Nem uma coisa nem outra
Pela minha parte, João Miguel Tavares pode ficar descansado: não sou nem maçon, nem candidato a primeiro-ministro.
Há uns dias (27/04/17), com a atenção e consideração habituais, li um artigo do João Miguel Tavares (J.M.T.), em que se insurgia contra a falta de rigor de um comentador concorrente. Atribuía essas falhas, designadamente, ao facto de o mesmo exercer esta atividade em diferentes meios e em simultâneo. Afirmava J.M.T. que “é fisicamente impossível estar informado acerca de todos os assuntos sobre os quais debita opinião”.
Tendo a acreditar que talvez seja essa a razão que explica a crónica que dedicou à minha pessoa e, principalmente, ao Luís Montenegro esta semana (02/05/17), neste jornal. A propósito de uma legítima crítica à maçonaria resolveu, com uma cândida leveza, associar nomes e histórias para ilustrar o seu argumento. Bem sei que vivemos a era dos “factos alternativos”, mas recuso-me a incluir o J.M.T. nesse chiqueiro. Impõe-se, assim, um esclarecimento: não pertenço à maçonaria! Em toda a minha vida o contacto com essa organização resume-se a uma, no máximo, duas horas. Há uns anos largos (talvez uns dez) participei numa reunião com um grupo de membros maçónicos, a convite de uns amigos que considero. Apesar de nada ter visto ou ouvido que me incomodasse, percebi que aquilo não era para mim. Quem me conhece percebe bem porquê. Nunca mais voltei a ter qualquer tipo de contacto, de qualquer espécie, com a maçonaria. Por opção própria! E bem antes dos escândalos a que alude J.M.T.

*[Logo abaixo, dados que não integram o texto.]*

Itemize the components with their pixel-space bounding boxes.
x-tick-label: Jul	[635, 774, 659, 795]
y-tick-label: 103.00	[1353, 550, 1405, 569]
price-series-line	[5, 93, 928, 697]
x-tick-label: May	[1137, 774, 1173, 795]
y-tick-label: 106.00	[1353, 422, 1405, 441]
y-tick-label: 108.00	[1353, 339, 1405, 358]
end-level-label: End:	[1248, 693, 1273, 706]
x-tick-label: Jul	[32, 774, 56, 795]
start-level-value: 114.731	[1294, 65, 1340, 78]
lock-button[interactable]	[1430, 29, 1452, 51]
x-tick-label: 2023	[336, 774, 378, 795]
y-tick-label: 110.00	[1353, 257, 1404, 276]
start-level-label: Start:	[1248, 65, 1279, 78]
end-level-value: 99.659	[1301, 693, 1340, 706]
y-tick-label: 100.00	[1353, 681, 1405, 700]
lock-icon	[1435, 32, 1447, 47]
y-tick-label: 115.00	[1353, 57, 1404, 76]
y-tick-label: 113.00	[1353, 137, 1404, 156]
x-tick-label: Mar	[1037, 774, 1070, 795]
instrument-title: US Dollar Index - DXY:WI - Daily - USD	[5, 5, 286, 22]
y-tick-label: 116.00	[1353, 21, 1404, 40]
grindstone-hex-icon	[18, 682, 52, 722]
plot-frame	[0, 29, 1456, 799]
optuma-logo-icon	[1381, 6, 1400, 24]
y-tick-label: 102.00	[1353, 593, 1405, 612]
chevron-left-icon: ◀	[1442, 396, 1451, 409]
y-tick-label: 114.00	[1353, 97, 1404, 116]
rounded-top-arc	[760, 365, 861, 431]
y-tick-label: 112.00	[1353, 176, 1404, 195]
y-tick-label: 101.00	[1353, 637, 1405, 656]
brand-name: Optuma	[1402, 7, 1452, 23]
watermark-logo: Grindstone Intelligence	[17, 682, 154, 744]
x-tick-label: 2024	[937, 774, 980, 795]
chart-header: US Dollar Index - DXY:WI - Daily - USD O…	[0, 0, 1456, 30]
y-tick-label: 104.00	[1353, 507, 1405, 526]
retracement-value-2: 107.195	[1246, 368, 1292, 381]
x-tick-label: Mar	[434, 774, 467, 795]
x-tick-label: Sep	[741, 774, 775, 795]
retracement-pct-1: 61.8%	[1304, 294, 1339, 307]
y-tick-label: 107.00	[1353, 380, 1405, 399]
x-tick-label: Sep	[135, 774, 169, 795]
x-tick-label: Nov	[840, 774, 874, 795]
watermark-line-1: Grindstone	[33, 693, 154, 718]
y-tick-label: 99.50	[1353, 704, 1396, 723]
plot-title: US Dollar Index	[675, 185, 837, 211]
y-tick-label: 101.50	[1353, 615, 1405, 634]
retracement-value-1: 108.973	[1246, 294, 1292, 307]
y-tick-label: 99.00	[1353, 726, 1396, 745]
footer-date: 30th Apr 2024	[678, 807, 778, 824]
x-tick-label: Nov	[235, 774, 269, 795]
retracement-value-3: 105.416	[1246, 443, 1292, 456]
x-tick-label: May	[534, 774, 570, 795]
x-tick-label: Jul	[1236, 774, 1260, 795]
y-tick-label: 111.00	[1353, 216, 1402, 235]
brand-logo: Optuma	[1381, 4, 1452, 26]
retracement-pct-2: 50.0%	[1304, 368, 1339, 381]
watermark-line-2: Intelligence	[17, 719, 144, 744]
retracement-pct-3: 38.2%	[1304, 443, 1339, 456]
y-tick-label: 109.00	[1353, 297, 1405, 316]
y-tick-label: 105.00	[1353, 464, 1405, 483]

Esta condição, de resto, dá-me mais liberdade para contestar o argumento mais estrutural do J.M.T. no seu artigo, quando advoga uma suposta ilegitimidade de pertencer a este grupo (discreto ou secreto) por parte de quem está em determinada circunstância (neste caso, quem tem ambições políticas).
É, na minha modesta opinião, uma narrativa perigosa, a roçar o totalitarismo. Entendamo-nos... participar em grupos de amigos, encontros de família, reuniões associativas, assembleias do clube ou tertúlias partidárias é um direito fundamental que a todos assiste. De igual modo, promover uma reunião familiar, não a tornando pública, para tratar de negócios ou selar acordos, não é ilícito. Organizar um jantar de amigos para o mesmo fim não é crime. Fundar um “clube do Bolinha” para promover cumplicidades não viola nenhuma lei material ou ética. O problema reside nas atividades ilícitas ou mesmo criminosas que, eventualmente, poderão decorrer dessas iniciativas. É aí que o Estado tem de ter mão poderosa. É aí que o povo deve poder escrutinar e penalizar.
Mesmo quando conhecemos casos que nos indignam, associados a esta ou aquela organização, não devemos colocar em causa certos princípios basilares de uma democracia liberal. Arrisco-me a dizer, pelo que conheço do seu pensamento, que o J.M.T. até concorda com isto. A liberdade individual e a defesa contra ingerências indevidas do “Estado” nas vidas privadas são valores que não podem vacilar perante episódios circunstanciais, por mais graves que possam ser. Combatamos vigorosamente as ilegalidades e as atividades criminosas. Escrutinemos e denunciemos os atos eticamente duvidosos. Mas não ponham o Estado, ou quem quer que seja, a escolher com quem conversamos ou com quem nos encontramos!
Defendo este argumento com a legitimidade de, precisamente, não pertencer à maçonaria ou a qualquer outra organização de natureza similar. Por opção, não por preconceito ou por alguém me impedir. E é assim que deve ser!
J.M.T. terminou o seu texto com uma interpelação direta: “Ou [sic] maçons ou candidatos a primeiro-ministro.” Pela minha parte, pode ficar descansado... não sou uma coisa nem outra.